Academics and Research

DU adds powerful new tool in the quest for knowledge

It takes the next big thing to study the next tiny thing.

This academic year, DU brings a powerful new laser-powered microscope to the table, offering researchers glimpses inside cells and a chance to see how living things work on a molecular level.

Biology Associate Professor Joe Angleson worked with colleagues and the provost’s office over nine months to select and fund the purchase of the nearly $500,000 Olympus laser-scanning confocal microscope. It’s expected to help scientists delve into the mysteries of bioscience, chasing diseases such as diabetes and neuromuscular malfunctions.

“This microscope is an investment in our faculty and students and their ability to carry on much needed research,” says Provost Gregg Kvistad.

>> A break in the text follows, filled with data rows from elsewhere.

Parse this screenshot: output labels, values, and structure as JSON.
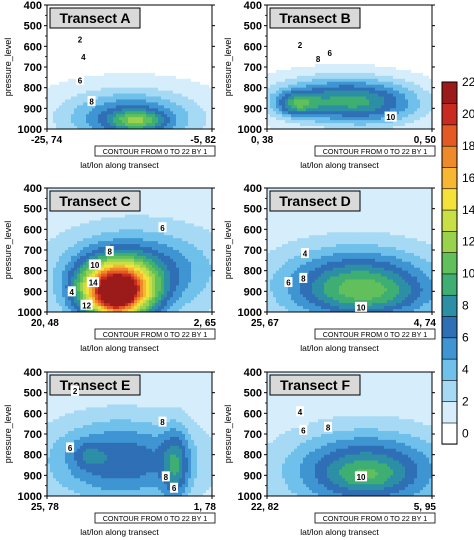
{
  "chart_data": {
    "type": "heatmap",
    "x_label": "lat/lon along transect",
    "y_label": "pressure_level",
    "contour_note": "CONTOUR FROM 0 TO 22 BY 1",
    "y_ticks": [
      "400",
      "500",
      "600",
      "700",
      "800",
      "900",
      "1000"
    ],
    "y_tick_values": [
      400,
      500,
      600,
      700,
      800,
      900,
      1000
    ],
    "ylim": [
      400,
      1000
    ],
    "colorbar": {
      "ticks": [
        "0",
        "2",
        "4",
        "6",
        "8",
        "10",
        "12",
        "14",
        "16",
        "18",
        "20",
        "22"
      ],
      "min": 0,
      "max": 22,
      "step": 2,
      "colors": [
        "#ffffff",
        "#d6eefb",
        "#a6d9f4",
        "#6fc0ea",
        "#3e95d2",
        "#2f6fb6",
        "#2d8fa6",
        "#3fae73",
        "#62c05c",
        "#9bd24d",
        "#c8df45",
        "#f4e23b",
        "#f7b733",
        "#ee8a2a",
        "#e45a24",
        "#c92b20",
        "#9b1b1b"
      ]
    },
    "panels": [
      {
        "title": "Transect A",
        "x_start": "-25, 74",
        "x_end": "-5, 82",
        "base": 1.0,
        "blobs": [
          {
            "x": 0.5,
            "p": 960,
            "sx": 0.4,
            "sp": 120,
            "v": 5.5
          },
          {
            "x": 0.55,
            "p": 960,
            "sx": 0.16,
            "sp": 45,
            "v": 5.0
          },
          {
            "x": 0.5,
            "p": 880,
            "sx": 0.35,
            "sp": 100,
            "v": 1.5
          }
        ],
        "contour_labels": [
          {
            "v": "2",
            "x": 0.2,
            "p": 565
          },
          {
            "v": "4",
            "x": 0.22,
            "p": 650
          },
          {
            "v": "6",
            "x": 0.2,
            "p": 762
          },
          {
            "v": "8",
            "x": 0.27,
            "p": 865
          }
        ]
      },
      {
        "title": "Transect B",
        "x_start": "0, 38",
        "x_end": "0, 50",
        "base": 0.6,
        "blobs": [
          {
            "x": 0.45,
            "p": 860,
            "sx": 0.42,
            "sp": 110,
            "v": 8.0
          },
          {
            "x": 0.18,
            "p": 880,
            "sx": 0.12,
            "sp": 55,
            "v": 5.0
          },
          {
            "x": 0.7,
            "p": 900,
            "sx": 0.3,
            "sp": 110,
            "v": 2.0
          }
        ],
        "contour_labels": [
          {
            "v": "2",
            "x": 0.2,
            "p": 590
          },
          {
            "v": "8",
            "x": 0.31,
            "p": 660
          },
          {
            "v": "6",
            "x": 0.38,
            "p": 630
          },
          {
            "v": "10",
            "x": 0.75,
            "p": 940
          }
        ]
      },
      {
        "title": "Transect C",
        "x_start": "20, 48",
        "x_end": "2, 65",
        "base": 1.8,
        "blobs": [
          {
            "x": 0.42,
            "p": 900,
            "sx": 0.22,
            "sp": 140,
            "v": 19.0
          },
          {
            "x": 0.42,
            "p": 930,
            "sx": 0.1,
            "sp": 70,
            "v": 3.0
          },
          {
            "x": 0.55,
            "p": 800,
            "sx": 0.45,
            "sp": 190,
            "v": 5.5
          }
        ],
        "contour_labels": [
          {
            "v": "6",
            "x": 0.7,
            "p": 590
          },
          {
            "v": "8",
            "x": 0.38,
            "p": 705
          },
          {
            "v": "10",
            "x": 0.29,
            "p": 770
          },
          {
            "v": "14",
            "x": 0.28,
            "p": 855
          },
          {
            "v": "4",
            "x": 0.15,
            "p": 900
          },
          {
            "v": "12",
            "x": 0.24,
            "p": 965
          }
        ]
      },
      {
        "title": "Transect D",
        "x_start": "25, 67",
        "x_end": "4, 74",
        "base": 1.8,
        "blobs": [
          {
            "x": 0.55,
            "p": 870,
            "sx": 0.45,
            "sp": 170,
            "v": 8.0
          },
          {
            "x": 0.65,
            "p": 920,
            "sx": 0.35,
            "sp": 90,
            "v": 2.0
          }
        ],
        "contour_labels": [
          {
            "v": "4",
            "x": 0.23,
            "p": 715
          },
          {
            "v": "6",
            "x": 0.13,
            "p": 855
          },
          {
            "v": "8",
            "x": 0.22,
            "p": 835
          },
          {
            "v": "10",
            "x": 0.57,
            "p": 975
          }
        ]
      },
      {
        "title": "Transect E",
        "x_start": "25, 78",
        "x_end": "1, 78",
        "base": 1.6,
        "blobs": [
          {
            "x": 0.45,
            "p": 830,
            "sx": 0.45,
            "sp": 200,
            "v": 6.0
          },
          {
            "x": 0.78,
            "p": 860,
            "sx": 0.08,
            "sp": 180,
            "v": 4.5
          },
          {
            "x": 0.25,
            "p": 800,
            "sx": 0.09,
            "sp": 60,
            "v": 2.0
          }
        ],
        "contour_labels": [
          {
            "v": "2",
            "x": 0.17,
            "p": 490
          },
          {
            "v": "6",
            "x": 0.14,
            "p": 765
          },
          {
            "v": "8",
            "x": 0.7,
            "p": 640
          },
          {
            "v": "8",
            "x": 0.72,
            "p": 905
          },
          {
            "v": "6",
            "x": 0.77,
            "p": 960
          }
        ]
      },
      {
        "title": "Transect F",
        "x_start": "22, 82",
        "x_end": "5, 95",
        "base": 1.8,
        "blobs": [
          {
            "x": 0.6,
            "p": 880,
            "sx": 0.45,
            "sp": 180,
            "v": 7.5
          },
          {
            "x": 0.6,
            "p": 900,
            "sx": 0.18,
            "sp": 60,
            "v": 1.5
          }
        ],
        "contour_labels": [
          {
            "v": "4",
            "x": 0.2,
            "p": 590
          },
          {
            "v": "6",
            "x": 0.22,
            "p": 680
          },
          {
            "v": "8",
            "x": 0.37,
            "p": 665
          },
          {
            "v": "10",
            "x": 0.57,
            "p": 905
          }
        ]
      }
    ]
  }
}
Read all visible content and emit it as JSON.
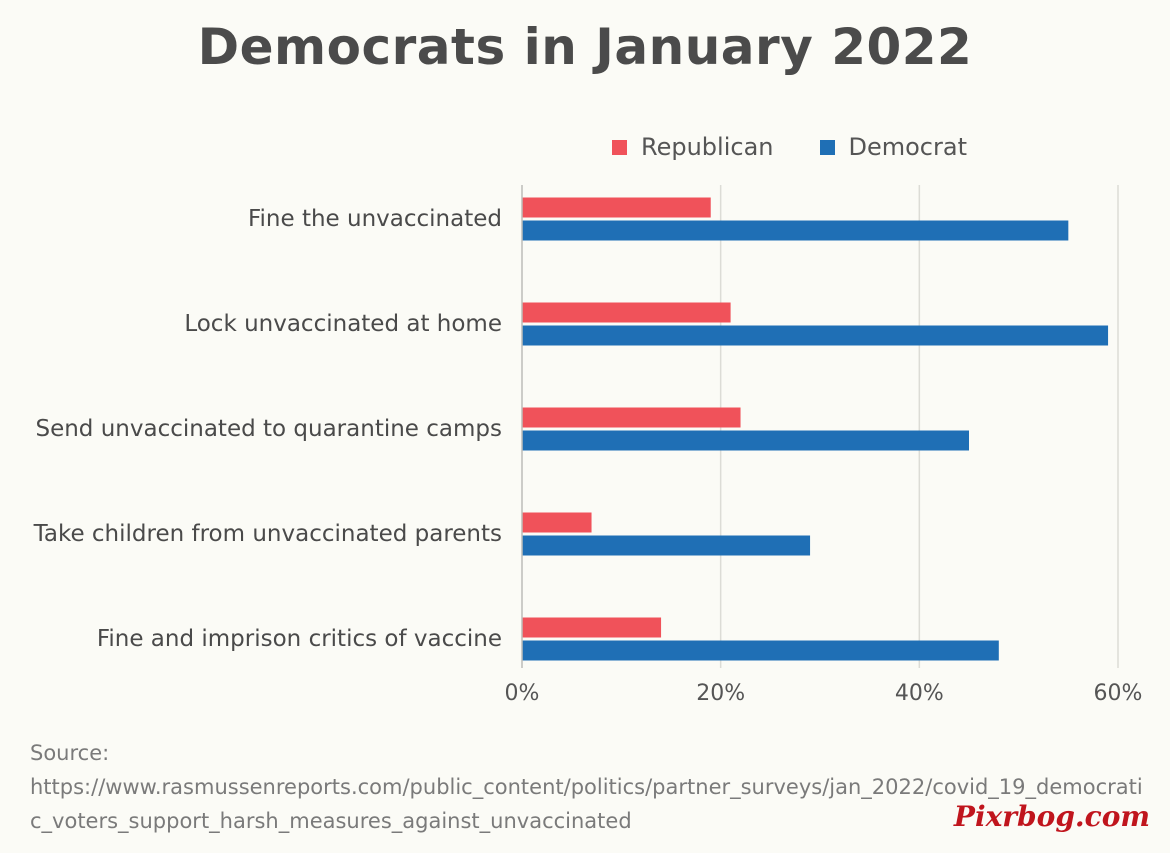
{
  "chart_data": {
    "type": "bar",
    "orientation": "horizontal",
    "title": "Democrats in January 2022",
    "categories": [
      "Fine the unvaccinated",
      "Lock unvaccinated at home",
      "Send unvaccinated to quarantine camps",
      "Take children from unvaccinated parents",
      "Fine and imprison critics of vaccine"
    ],
    "series": [
      {
        "name": "Republican",
        "color": "#f0525a",
        "values": [
          19,
          21,
          22,
          7,
          14
        ]
      },
      {
        "name": "Democrat",
        "color": "#1f6fb5",
        "values": [
          55,
          59,
          45,
          29,
          48
        ]
      }
    ],
    "xlim": [
      0,
      60
    ],
    "xticks": [
      "0%",
      "20%",
      "40%",
      "60%"
    ],
    "grid": true,
    "legend_position": "top-right"
  },
  "source": {
    "label": "Source:",
    "url": "https://www.rasmussenreports.com/public_content/politics/partner_surveys/jan_2022/covid_19_democratic_voters_support_harsh_measures_against_unvaccinated"
  },
  "watermark": "Pixrbog.com"
}
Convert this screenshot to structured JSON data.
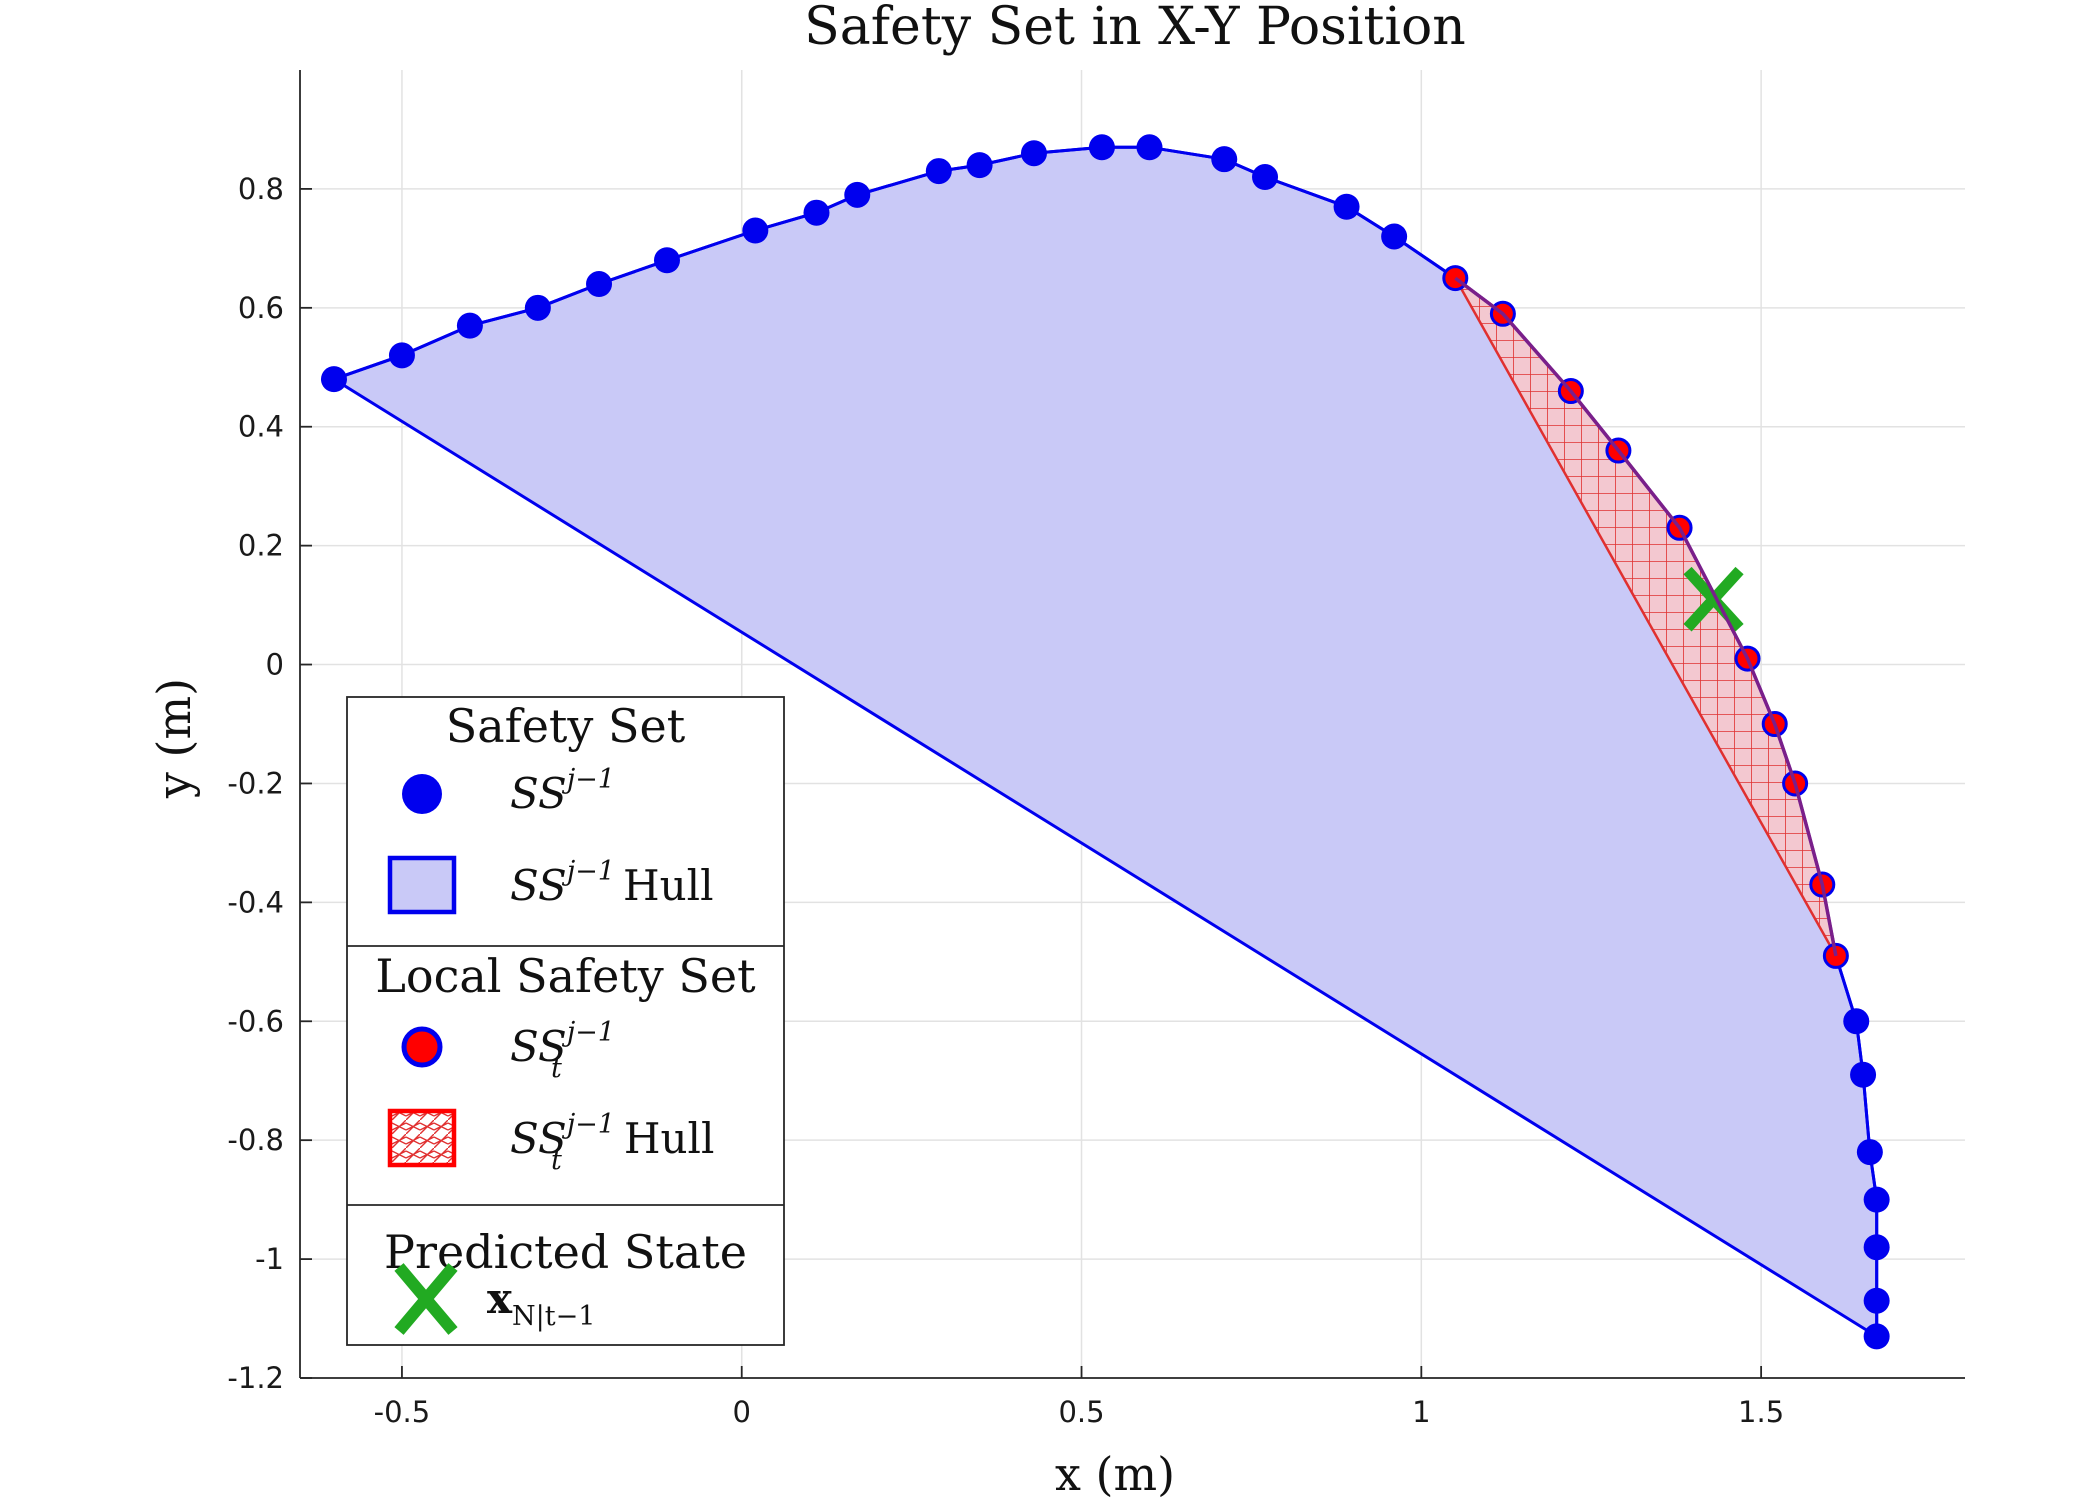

The instrument — kept in its own locked room — arrived earlier this year. After months of setup and training, the microscope is now in use. Angleson says having such a valuable tool helps attract top-level graduate students and lure leading researchers to campus.

“It’s a term that gets overused, but this really is state of the art,” Angleson says. “It allows us to see how a molecule behaves inside a cell.”

The microscope works using lasers to focus light on the subject; receptors pick up the resulting image and deliver it to computer screens. Using it, scientists can see inside a cell and focus on specific sections while eliminating the visual “clutter” for a clear view. Adding a new dimension to micro-examination, the lasers can also manipulate and stimulate cells, affording researchers the ability to see how living cells react to stimuli.

The new tool is so versatile it has multiple applications. Assistant Professor Scott Barbee is studying synaptic reactions inside muscles, probing deep inside the cells of fruit flies.

The images produced can be from not only inanimate objects but also from living tissue, allowing researchers to see inside a cell as it lives and reacts in real time to input, such as chemicals that may one day have medical uses.

For biology Assistant Professor Nancy Lorenzon, having access to the microscope played a role in her decision to come to work at DU last fall. She is studying calcium channels in muscle and neurons, looking at how mutations affect function and cause neuromuscular diseases. She needs the powerful tool to continue her research.

“The confocal microscope is very important to my research,” she says. “Until the scope arrived, I was traveling back and forth between DU and a collaborator’s lab at the University of Colorado Health Sciences Center at least one day per week to do my imaging.”